The set [1,2,3,…,n] contains a total of n!
unique permutations.
By listing and labeling all of the permutations in order,
We get the following sequence (ie, for n = 3):
"123""132""213""231""312""321"
Given n and k, return the kth permutation sequence.
Note: Given n will be between 1 and 9 inclusive.

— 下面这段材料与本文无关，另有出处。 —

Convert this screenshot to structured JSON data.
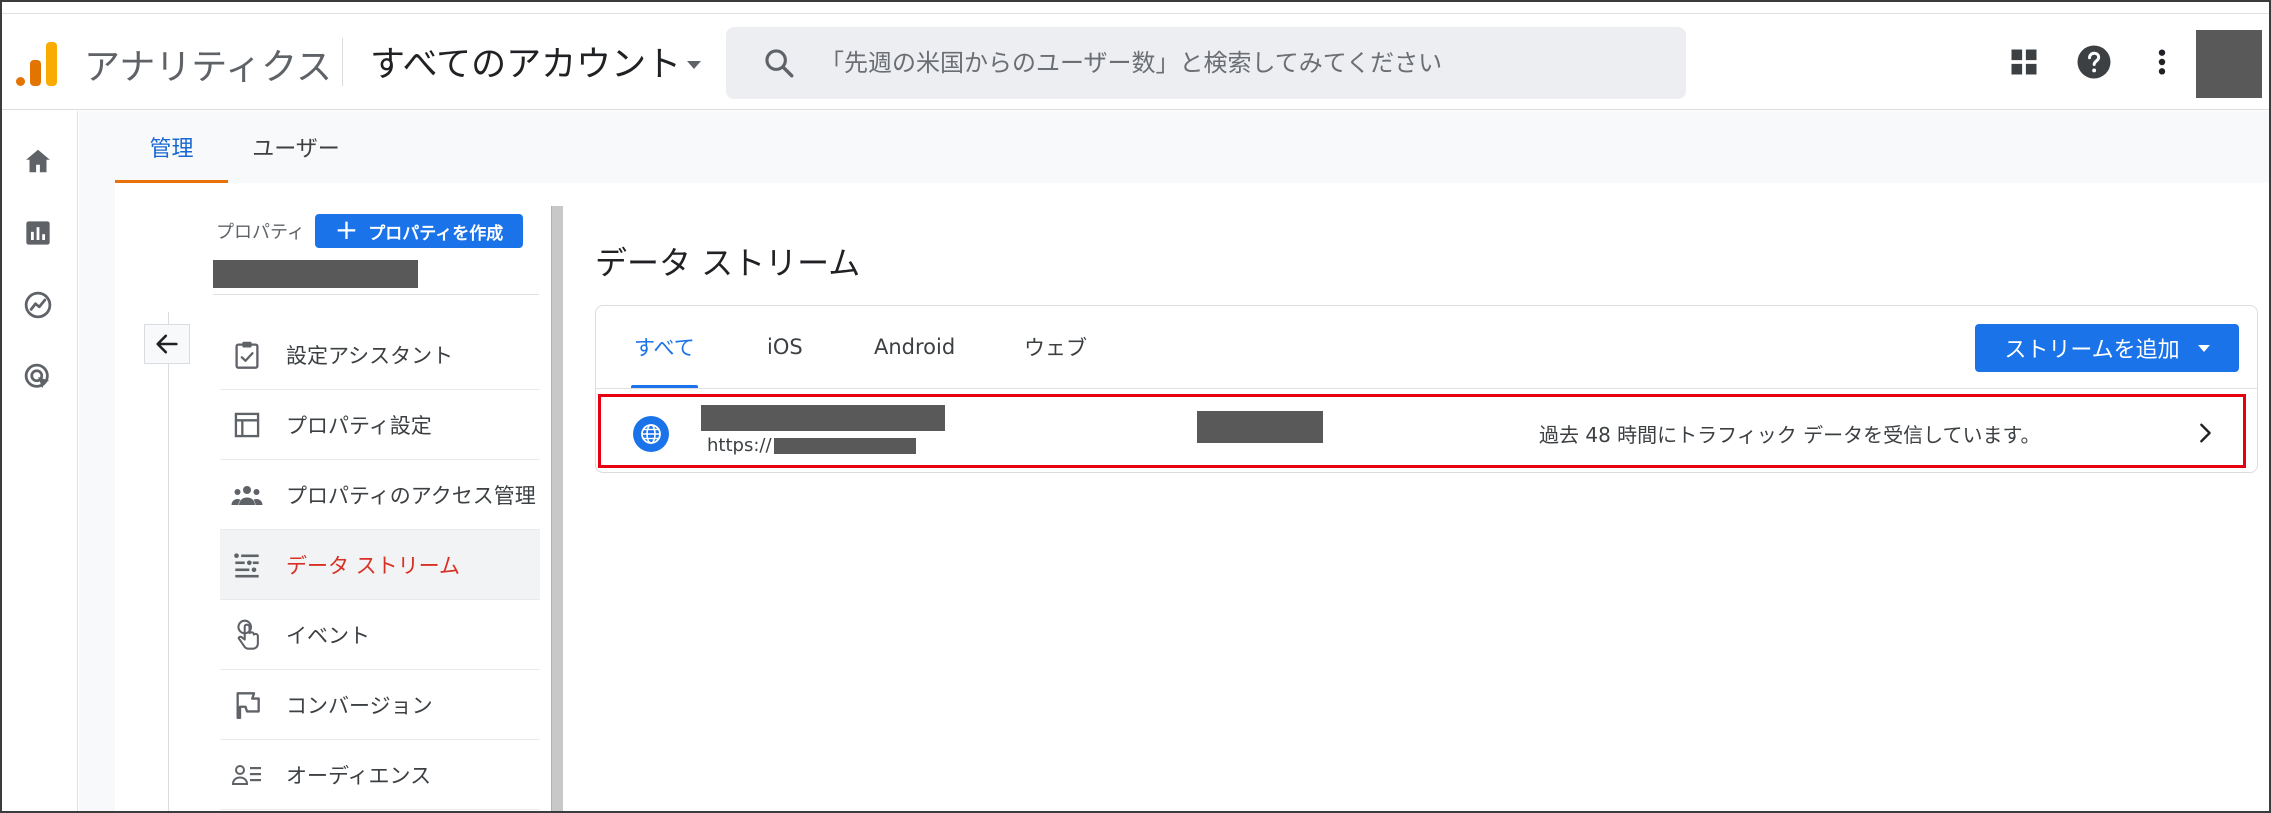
{
  "header": {
    "app_title": "アナリティクス",
    "account_selector": "すべてのアカウント",
    "search_placeholder": "「先週の米国からのユーザー数」と検索してみてください"
  },
  "admin_tabs": [
    {
      "label": "管理",
      "active": true
    },
    {
      "label": "ユーザー",
      "active": false
    }
  ],
  "property": {
    "label": "プロパティ",
    "create_button": "プロパティを作成"
  },
  "menu": {
    "items": [
      {
        "label": "設定アシスタント",
        "icon": "checklist-icon",
        "active": false
      },
      {
        "label": "プロパティ設定",
        "icon": "property-settings-icon",
        "active": false
      },
      {
        "label": "プロパティのアクセス管理",
        "icon": "people-icon",
        "active": false
      },
      {
        "label": "データ ストリーム",
        "icon": "data-streams-icon",
        "active": true
      },
      {
        "label": "イベント",
        "icon": "touch-icon",
        "active": false
      },
      {
        "label": "コンバージョン",
        "icon": "flag-icon",
        "active": false
      },
      {
        "label": "オーディエンス",
        "icon": "audience-icon",
        "active": false
      }
    ]
  },
  "data_streams": {
    "title": "データ ストリーム",
    "tabs": [
      {
        "label": "すべて",
        "active": true
      },
      {
        "label": "iOS",
        "active": false
      },
      {
        "label": "Android",
        "active": false
      },
      {
        "label": "ウェブ",
        "active": false
      }
    ],
    "add_stream_button": "ストリームを追加",
    "stream": {
      "url_prefix": "https://",
      "status": "過去 48 時間にトラフィック データを受信しています。"
    }
  },
  "colors": {
    "accent_blue": "#1a73e8",
    "tab_indicator_orange": "#e8710a",
    "active_menu_red": "#d93025",
    "highlight_border": "#e60012",
    "redaction": "#595959"
  }
}
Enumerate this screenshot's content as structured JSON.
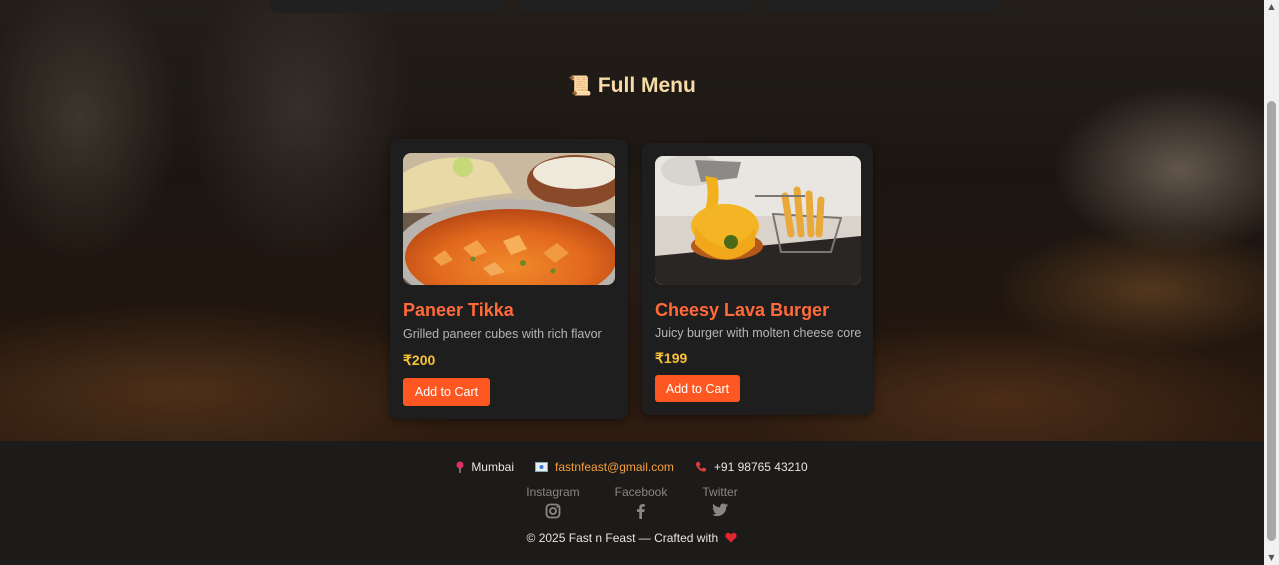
{
  "menu": {
    "title": "Full Menu",
    "title_icon": "scroll-icon",
    "items": [
      {
        "name": "Paneer Tikka",
        "description": "Grilled paneer cubes with rich flavor",
        "price": "₹200",
        "button_label": "Add to Cart",
        "image": "paneer-tikka-photo"
      },
      {
        "name": "Cheesy Lava Burger",
        "description": "Juicy burger with molten cheese core",
        "price": "₹199",
        "button_label": "Add to Cart",
        "image": "cheesy-lava-burger-photo"
      }
    ]
  },
  "footer": {
    "location": "Mumbai",
    "email": "fastnfeast@gmail.com",
    "phone": "+91 98765 43210",
    "socials": [
      {
        "label": "Instagram",
        "icon": "instagram-icon"
      },
      {
        "label": "Facebook",
        "icon": "facebook-icon"
      },
      {
        "label": "Twitter",
        "icon": "twitter-icon"
      }
    ],
    "copyright": "© 2025 Fast n Feast — Crafted with"
  },
  "colors": {
    "accent": "#ff5722",
    "title": "#f7dca8",
    "price": "#f7c23a",
    "card": "#1f1e1e",
    "footer": "#1d1a1a"
  }
}
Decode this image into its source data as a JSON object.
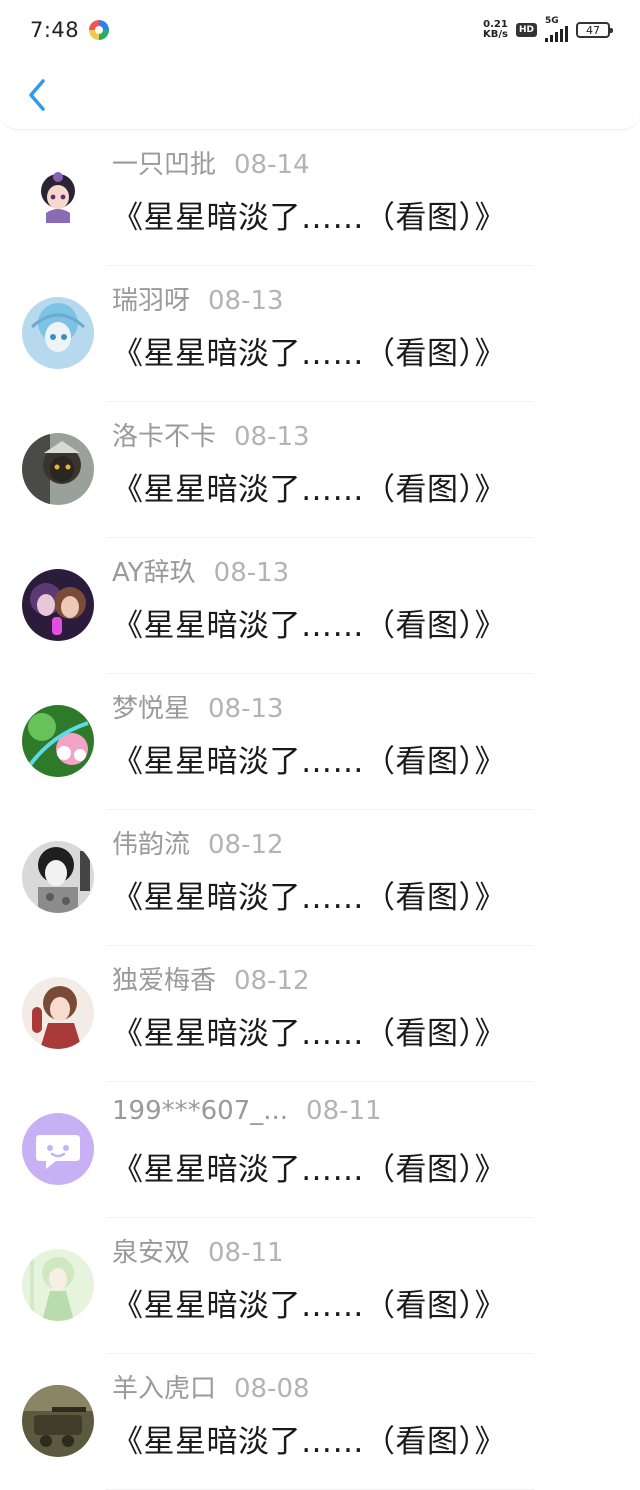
{
  "status_bar": {
    "time": "7:48",
    "net_speed_value": "0.21",
    "net_speed_unit": "KB/s",
    "hd": "HD",
    "network": "5G",
    "battery": "47"
  },
  "nav": {
    "back_icon": "chevron-left-icon",
    "accent_color": "#2f9bf0"
  },
  "items": [
    {
      "name": "一只凹批",
      "date": "08-14",
      "title": "《星星暗淡了……（看图）》",
      "avatar": "anime-girl-chibi"
    },
    {
      "name": "瑞羽呀",
      "date": "08-13",
      "title": "《星星暗淡了……（看图）》",
      "avatar": "anime-blue-hair"
    },
    {
      "name": "洛卡不卡",
      "date": "08-13",
      "title": "《星星暗淡了……（看图）》",
      "avatar": "anime-masked"
    },
    {
      "name": "AY辞玖",
      "date": "08-13",
      "title": "《星星暗淡了……（看图）》",
      "avatar": "anime-purple-pair"
    },
    {
      "name": "梦悦星",
      "date": "08-13",
      "title": "《星星暗淡了……（看图）》",
      "avatar": "anime-green-flower"
    },
    {
      "name": "伟韵流",
      "date": "08-12",
      "title": "《星星暗淡了……（看图）》",
      "avatar": "grayscale-anime-boy"
    },
    {
      "name": "独爱梅香",
      "date": "08-12",
      "title": "《星星暗淡了……（看图）》",
      "avatar": "anime-red-girl"
    },
    {
      "name": "199***607_...",
      "date": "08-11",
      "title": "《星星暗淡了……（看图）》",
      "avatar": "default-chat-icon"
    },
    {
      "name": "泉安双",
      "date": "08-11",
      "title": "《星星暗淡了……（看图）》",
      "avatar": "anime-pale-green"
    },
    {
      "name": "羊入虎口",
      "date": "08-08",
      "title": "《星星暗淡了……（看图）》",
      "avatar": "tank-photo"
    }
  ]
}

思路:这道题我刚开始做的时候,是将这n个数全排列,然后得到第k个数列,毫无疑问,超时。后来我想到其实可以找到规律的,例如n=3,k=5,对1,2,3进行全排列,当第一个数固定时,第二个和第三个位置有A(2,2)种排法,所以5=2A(2,2)+A(1,1)。然后将这个问题抽象成k=a1*f(n-1)+a2*f(n-2)+...an*f(0),ai表示第i个位置从1到n的变化次数,并且used[k]没有参与a1..a(i-1)的全排列。然后可以AC了。
class Solution {
public:
string getPermutation(int n, int k) {
int factor[10];
int i;
int a[n],seq[n],used[n+1];
memset(a,0,sizeof(a));
memset(used,0,sizeof(used));
factor[0] = 1;
for(i=1; i<=9; ++i)
{
factor[i] = factor[i-1] * i;
}
string res = "";
if (k > factor[n])
{
return res;
}
k = k - 1;
for(i=0; i<n; ++i)
{
a[i] = k / factor[n-i-1];
k -= a[i]*factor[n-i-1];
}
for(i=0; i<n; ++i)
{
int co = 0;
while(a[i] >= 0)
{
++co;
if(used[co] == 0)
{
a[i]--;
}
}
used[co] = 1;
res += (co+'0');
}
return res;
}
};